Alternative: Chinese number can be changed by adding particles.

For example, by adding the particles "很多[hen duo]"(many) to "孩子[hai zi]"(child), it makes singular nouns become plural.

Verbs

For Chinese verbs, the lexicon only needs to encode tense. The container will generate the most common tense particle, "了[le]". Therefore, you can make use of the lexicon when you need a different tense particle. For example, you might want to have a different tense particle "过[guo]" for the verb "玩[wan]"(play).

Example

The lexicon entry for 玩[wan] (play) contains

  • past tense: 玩过[wan guo] (played)

Container settings

Numerals

Nouns need a classifier when cardinal numerals are used. If a cardinal is used in a container, the AX NLG platform will add the most common classifier, "个[ge]", like in the following example:

  • A classifier "个[ge]" is added between "三[san]"(three) and "人[ren]"(people).
 三   "个" 人
[san "ge" ren]
(three-三"个" people-人)

However, if different classifiers are needed, they have to be added manually between number, like in the example below:

  • A classifier "栋[dong]" is added between "两[liang]"(two) and "房子[fangzi]"(houses).
 两     "栋"   房子
[liang "dong" fangzi]
(two-两"栋" houses-房子)

Additionally, four types of numerals are possible on the AX NLG platform: cardinal, cardinal as digit, ordinal, and ordinal as digit:

cardinalordinal
text九个女孩。
(nine girls)
第九个女孩。
(the ninth girl)
digit9个女孩。
(9 girls)
第9个女孩。
(the 9th girl)

Adjectives

The adjectives in Chinese are very regular. As shown in the following example, a particle "的[de]" is put between adjective and noun. The container will automatically deal with that, so adding adjectives in the lexicon is unnecessary.

Examples
大"的"房子
[da "de" fangzi]
(big-大"的" house-房子)
红"的"帽子
[Hong de maozi]
(red-红"的" hat-帽子)

Verbs

In Chinese, verb tense is expressed via particles. The AX NLG platform includes the most common tense particles and automatically adds the tense particles right after the verb stem. If you want to add different particles after the verb stem, you can add them in the verb lexicon. If you need to change the position of tense particles, please see the following advanced examples.

Examples
  • Common examples : past tense particle "了[le]" is added right after the verb stem (e.g. "去[qu]"(go) and "吃[chi]"(eat)).

    去/去"了"
    [qu/qu "le"]
    (go/went)
    
    吃/吃"了"
    [chi/chi "le"]
    (eat/ate)
    
  • Advanced examples: if you need particles in a different position, you have to add them manually or create branches for different tense particles.

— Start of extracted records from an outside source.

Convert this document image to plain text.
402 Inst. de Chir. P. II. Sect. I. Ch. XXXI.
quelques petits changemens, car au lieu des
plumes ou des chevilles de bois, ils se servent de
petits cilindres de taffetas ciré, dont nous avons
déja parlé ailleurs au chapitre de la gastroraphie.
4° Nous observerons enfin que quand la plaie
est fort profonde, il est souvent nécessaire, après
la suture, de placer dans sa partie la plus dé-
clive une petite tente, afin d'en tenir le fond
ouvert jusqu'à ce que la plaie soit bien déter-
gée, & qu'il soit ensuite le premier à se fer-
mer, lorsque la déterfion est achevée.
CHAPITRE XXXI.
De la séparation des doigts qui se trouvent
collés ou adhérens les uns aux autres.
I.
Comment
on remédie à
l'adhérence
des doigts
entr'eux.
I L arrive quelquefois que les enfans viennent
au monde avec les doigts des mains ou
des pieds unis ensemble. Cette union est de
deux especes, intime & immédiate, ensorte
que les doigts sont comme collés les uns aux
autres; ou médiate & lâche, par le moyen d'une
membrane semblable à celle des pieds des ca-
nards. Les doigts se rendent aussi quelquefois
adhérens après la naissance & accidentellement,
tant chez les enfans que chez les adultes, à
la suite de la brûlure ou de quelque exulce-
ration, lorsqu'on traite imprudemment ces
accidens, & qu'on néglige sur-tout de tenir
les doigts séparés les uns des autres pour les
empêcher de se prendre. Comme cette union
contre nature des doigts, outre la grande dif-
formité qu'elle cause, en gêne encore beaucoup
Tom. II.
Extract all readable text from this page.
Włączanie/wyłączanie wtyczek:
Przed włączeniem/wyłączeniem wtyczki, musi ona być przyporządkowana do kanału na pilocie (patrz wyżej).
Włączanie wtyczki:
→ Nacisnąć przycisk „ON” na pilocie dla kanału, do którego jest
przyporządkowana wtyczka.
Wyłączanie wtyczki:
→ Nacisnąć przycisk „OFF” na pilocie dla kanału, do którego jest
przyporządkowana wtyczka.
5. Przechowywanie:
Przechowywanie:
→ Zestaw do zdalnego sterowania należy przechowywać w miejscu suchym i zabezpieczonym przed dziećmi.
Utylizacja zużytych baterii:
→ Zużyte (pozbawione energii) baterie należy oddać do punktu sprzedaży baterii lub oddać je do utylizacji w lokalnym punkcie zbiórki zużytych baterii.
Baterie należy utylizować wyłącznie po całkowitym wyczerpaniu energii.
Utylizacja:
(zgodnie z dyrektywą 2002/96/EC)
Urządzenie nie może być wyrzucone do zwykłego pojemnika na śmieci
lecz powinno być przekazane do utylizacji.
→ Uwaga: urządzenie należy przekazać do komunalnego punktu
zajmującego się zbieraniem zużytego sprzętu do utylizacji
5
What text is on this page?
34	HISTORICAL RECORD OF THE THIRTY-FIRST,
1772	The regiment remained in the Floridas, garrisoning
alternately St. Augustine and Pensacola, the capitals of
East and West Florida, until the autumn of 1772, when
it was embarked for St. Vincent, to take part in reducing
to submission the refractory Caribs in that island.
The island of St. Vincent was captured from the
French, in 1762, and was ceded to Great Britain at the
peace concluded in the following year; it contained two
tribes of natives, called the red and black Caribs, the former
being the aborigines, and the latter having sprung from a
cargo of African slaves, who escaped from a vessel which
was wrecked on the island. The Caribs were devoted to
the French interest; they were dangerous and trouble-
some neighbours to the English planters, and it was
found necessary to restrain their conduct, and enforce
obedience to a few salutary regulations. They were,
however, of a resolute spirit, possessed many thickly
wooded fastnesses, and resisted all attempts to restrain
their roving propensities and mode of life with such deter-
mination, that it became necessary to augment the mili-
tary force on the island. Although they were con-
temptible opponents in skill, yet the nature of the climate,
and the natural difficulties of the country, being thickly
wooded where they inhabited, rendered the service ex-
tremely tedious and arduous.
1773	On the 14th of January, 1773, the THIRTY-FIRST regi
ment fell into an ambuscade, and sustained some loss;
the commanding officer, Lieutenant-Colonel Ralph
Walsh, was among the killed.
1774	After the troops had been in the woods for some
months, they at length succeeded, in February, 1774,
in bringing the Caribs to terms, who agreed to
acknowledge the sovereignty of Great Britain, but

    • present progressive tense: using the particle "正[zheng]" to indicate tense, but not adding it right after the verb.
    他们"正"从巴黎飛往塞舌尔。
    [Tamen "zheng" cong bali fei wang sai she er]
    (They-他们 particle-"正" from-从 Paris-巴黎 are flying to-飛往 the seychelles-塞舌尔)
    
    • past tense: using the particle "了[le]", but not adding it right after the verb.
    他们从巴黎飛往塞舌尔"了"。
    [Tamen cong bali fei wang sai she er "le"]
    (They-他们 from-从 Paris-巴黎 flew to-飛往 the seychelles-塞舌尔 particle-"了")
    
    • future tense: using the particle "将[jiang]", but not adding it right after the verb.
    他们"将"从巴黎飛往塞舌尔。
    [Tamen "jiang" cong bali fei wang sai she er]
    (They-他们 particle-"将" from-从 Paris-巴黎 will fly to-飛往 the seychelles-塞舌尔)
    

Alternative: You can also clarify tense directly with the time expression (like today, tomorrow, yesterday) as

part of the sentence. A time expression is usually addressed at the beginning of the sentence, like in the following example.

昨天我吃猪肉。
[zuótiān wǒ chī zhū ròu]
(Yesterday-昨天 I-我 ate-吃 pork-猪肉)

Language Variants

The AX NLG platform offers 5 variants of the Chinese language:

  • China (simplified Chinese)
  • Hong Kong (Cantonese)
  • Macao (Cantonese)
  • Taiwan (traditional Chinese)
  • Singapore (simplified Chinese)

Firstly, they differ in their characters. Simplified Chinese characters have easier structure than their traditional ones. For instance, the character, "叶[Ye]" meaning ‘leaf’ has notably less embellishments than the traditional version, "葉[Ye]". This means that also determiners and pronouns differ between variants. For example, the Cantonese demonstrative pronoun is 呢[ne], whereas in simplified Chinese it is 该[gai].

Secondly, there are some phrases specific to each language. For example, "鬼佬[Gwai Lo]" in Cantonese refers to a foreigner. In Mandarin, the phrase is "老外[Lao Wai]".